As such, I ordered an electroretinogram (ERG) to explore whether a functional deficit existed and whether it could be localized to the photoreceptor layer or ganglion cell layer. We want the amplitude to be strong (i.e., as close to 100% as possible).
However, in this patient, the A wave amplitude is reduced to 10% and 17%. This is most likely due to photoreceptor disruption, resulting from a combination of reduced perfusion from diabetic retinopathy and hypertensive retinopathy. The B wave was relatively unaffected.
Photopic negative response (PhNR) is a measure of ganglion cell and optic nerve function, and we want the implicit time to be fast (i.e., as close to 0 as possible). In this case, we have 100% in the right eye versus 47% in the left. In terms of amplitude, we have a really weak result of 5% in the right eye versus 33% in the left. This asymmetry in the implicit time and amplitude OD indicates ganglion cell and optic nerve dysfunction.
Figure 8: PhNR report OU showing asymmetry in implicit time and amplitude between the right and left eye.
Photopic negative response (PhNR) report OU showing asymmetry in implicit time and amplitude between the right and left eye.
Figure 8: Courtesy of Michael Cymbor, OD, FAAO.

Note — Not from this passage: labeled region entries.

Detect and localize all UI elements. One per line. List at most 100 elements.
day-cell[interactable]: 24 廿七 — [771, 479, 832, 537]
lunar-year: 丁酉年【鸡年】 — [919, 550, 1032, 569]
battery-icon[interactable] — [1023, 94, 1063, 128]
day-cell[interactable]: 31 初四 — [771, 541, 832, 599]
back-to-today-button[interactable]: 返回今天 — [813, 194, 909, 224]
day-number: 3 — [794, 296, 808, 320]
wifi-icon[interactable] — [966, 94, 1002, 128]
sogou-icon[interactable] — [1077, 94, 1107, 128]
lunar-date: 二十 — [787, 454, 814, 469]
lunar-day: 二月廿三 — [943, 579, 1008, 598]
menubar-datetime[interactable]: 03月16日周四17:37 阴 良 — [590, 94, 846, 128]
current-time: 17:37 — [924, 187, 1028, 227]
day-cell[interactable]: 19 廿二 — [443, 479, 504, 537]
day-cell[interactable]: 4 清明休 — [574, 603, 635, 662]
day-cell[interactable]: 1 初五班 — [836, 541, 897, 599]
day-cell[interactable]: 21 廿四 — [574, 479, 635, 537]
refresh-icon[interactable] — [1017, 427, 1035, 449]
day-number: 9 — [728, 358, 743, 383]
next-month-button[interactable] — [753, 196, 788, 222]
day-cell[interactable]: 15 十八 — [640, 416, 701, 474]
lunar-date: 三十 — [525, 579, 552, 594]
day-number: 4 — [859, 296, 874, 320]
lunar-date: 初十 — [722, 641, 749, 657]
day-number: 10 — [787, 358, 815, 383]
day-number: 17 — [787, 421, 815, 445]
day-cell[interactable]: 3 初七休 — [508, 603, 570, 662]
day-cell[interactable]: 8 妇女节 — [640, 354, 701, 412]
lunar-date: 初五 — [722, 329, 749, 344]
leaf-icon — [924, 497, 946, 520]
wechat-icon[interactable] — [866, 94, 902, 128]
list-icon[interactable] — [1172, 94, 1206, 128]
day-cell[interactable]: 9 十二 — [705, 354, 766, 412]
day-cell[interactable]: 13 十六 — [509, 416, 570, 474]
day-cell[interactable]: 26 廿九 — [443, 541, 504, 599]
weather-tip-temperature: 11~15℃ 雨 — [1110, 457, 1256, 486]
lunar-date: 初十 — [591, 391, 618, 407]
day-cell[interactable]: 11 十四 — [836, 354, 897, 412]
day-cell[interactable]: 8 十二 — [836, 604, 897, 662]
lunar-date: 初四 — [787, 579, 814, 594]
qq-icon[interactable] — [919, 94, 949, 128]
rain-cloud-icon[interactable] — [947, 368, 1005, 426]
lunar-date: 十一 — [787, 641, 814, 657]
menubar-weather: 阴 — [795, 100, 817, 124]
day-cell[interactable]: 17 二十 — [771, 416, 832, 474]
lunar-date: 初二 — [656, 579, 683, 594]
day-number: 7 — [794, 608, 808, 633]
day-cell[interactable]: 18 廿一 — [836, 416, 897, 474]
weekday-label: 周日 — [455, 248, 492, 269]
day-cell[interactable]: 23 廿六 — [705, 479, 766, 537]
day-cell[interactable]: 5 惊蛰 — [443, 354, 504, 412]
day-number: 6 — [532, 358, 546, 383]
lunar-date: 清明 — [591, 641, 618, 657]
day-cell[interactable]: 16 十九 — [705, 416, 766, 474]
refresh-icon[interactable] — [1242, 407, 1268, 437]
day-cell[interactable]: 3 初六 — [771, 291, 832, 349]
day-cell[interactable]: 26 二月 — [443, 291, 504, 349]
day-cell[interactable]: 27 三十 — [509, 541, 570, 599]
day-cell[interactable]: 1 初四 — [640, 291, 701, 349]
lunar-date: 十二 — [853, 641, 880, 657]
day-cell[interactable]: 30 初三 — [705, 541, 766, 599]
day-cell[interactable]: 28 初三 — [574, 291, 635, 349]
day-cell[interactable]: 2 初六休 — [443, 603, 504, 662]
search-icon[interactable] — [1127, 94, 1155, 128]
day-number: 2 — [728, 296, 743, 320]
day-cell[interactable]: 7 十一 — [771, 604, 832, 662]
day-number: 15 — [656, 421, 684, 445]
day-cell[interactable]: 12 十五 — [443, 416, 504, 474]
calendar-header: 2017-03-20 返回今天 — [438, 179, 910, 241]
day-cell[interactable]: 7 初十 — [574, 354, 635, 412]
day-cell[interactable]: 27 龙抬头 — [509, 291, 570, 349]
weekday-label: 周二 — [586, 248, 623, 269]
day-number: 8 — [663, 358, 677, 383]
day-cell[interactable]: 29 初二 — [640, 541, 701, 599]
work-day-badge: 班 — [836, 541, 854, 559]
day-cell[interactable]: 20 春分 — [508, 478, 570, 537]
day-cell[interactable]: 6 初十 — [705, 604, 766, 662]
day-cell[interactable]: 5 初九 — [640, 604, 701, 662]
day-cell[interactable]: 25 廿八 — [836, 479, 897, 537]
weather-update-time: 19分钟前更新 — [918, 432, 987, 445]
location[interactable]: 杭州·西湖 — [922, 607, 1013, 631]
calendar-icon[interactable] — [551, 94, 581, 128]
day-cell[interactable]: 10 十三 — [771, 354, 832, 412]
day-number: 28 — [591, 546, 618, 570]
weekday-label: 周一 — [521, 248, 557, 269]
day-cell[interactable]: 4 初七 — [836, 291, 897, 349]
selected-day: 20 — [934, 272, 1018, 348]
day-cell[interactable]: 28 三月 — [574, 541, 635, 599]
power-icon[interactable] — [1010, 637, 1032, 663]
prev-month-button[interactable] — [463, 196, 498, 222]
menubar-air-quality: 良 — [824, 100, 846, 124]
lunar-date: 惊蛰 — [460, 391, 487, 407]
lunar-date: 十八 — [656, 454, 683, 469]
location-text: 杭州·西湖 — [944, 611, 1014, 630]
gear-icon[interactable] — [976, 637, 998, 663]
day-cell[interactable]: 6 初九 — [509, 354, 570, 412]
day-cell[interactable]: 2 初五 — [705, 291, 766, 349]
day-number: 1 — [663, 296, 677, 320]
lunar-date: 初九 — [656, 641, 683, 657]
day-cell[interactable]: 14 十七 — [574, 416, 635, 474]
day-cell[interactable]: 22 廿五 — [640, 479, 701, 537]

Adjusting the diagnosis based on imaging results

Based on these findings, I made a new diagnosis of hypertensive retinopathy. In addition, I also changed her diagnosis from mild nonproliferative to moderate nonproliferative diabetic retinopathy. This decision was made based on the presence of microaneurysms and venous beading.
In terms of glaucoma, we needed to correlate structure and function, but the OCT polar analysis failed to demonstrate that. The ERG, on the other hand, offered objective functional data that helped clinch the diagnosis of primary open-angle glaucoma in the right eye. As a result, the patient was sent for bilateral selective laser trabeculoplasty (SLT).

Conclusion

In sum, I probably would have monitored this patient for 6 months to a year before seeing OCT structural progression and OCT-field concordance. The ERG helped me make the diagnosis earlier.
Mike Cymbor, OD, FAAO
About Mike Cymbor, OD, FAAO

Mike Cymbor, OD, FAAO is a dynamic and engaging clinician/speaker. He lectures frequently on the topics of glaucoma, optical coherence tomography, and electroretinography. He also has an interest in diabetic retinopathy, macular degeneration, dry eye and ocular surface disease. Dr. Cymbor is a leader in the eyecare sustainability movement and loves being a husband and a father. He bikes, swims, runs, hikes, plays basketball and generally prefers to be in motion.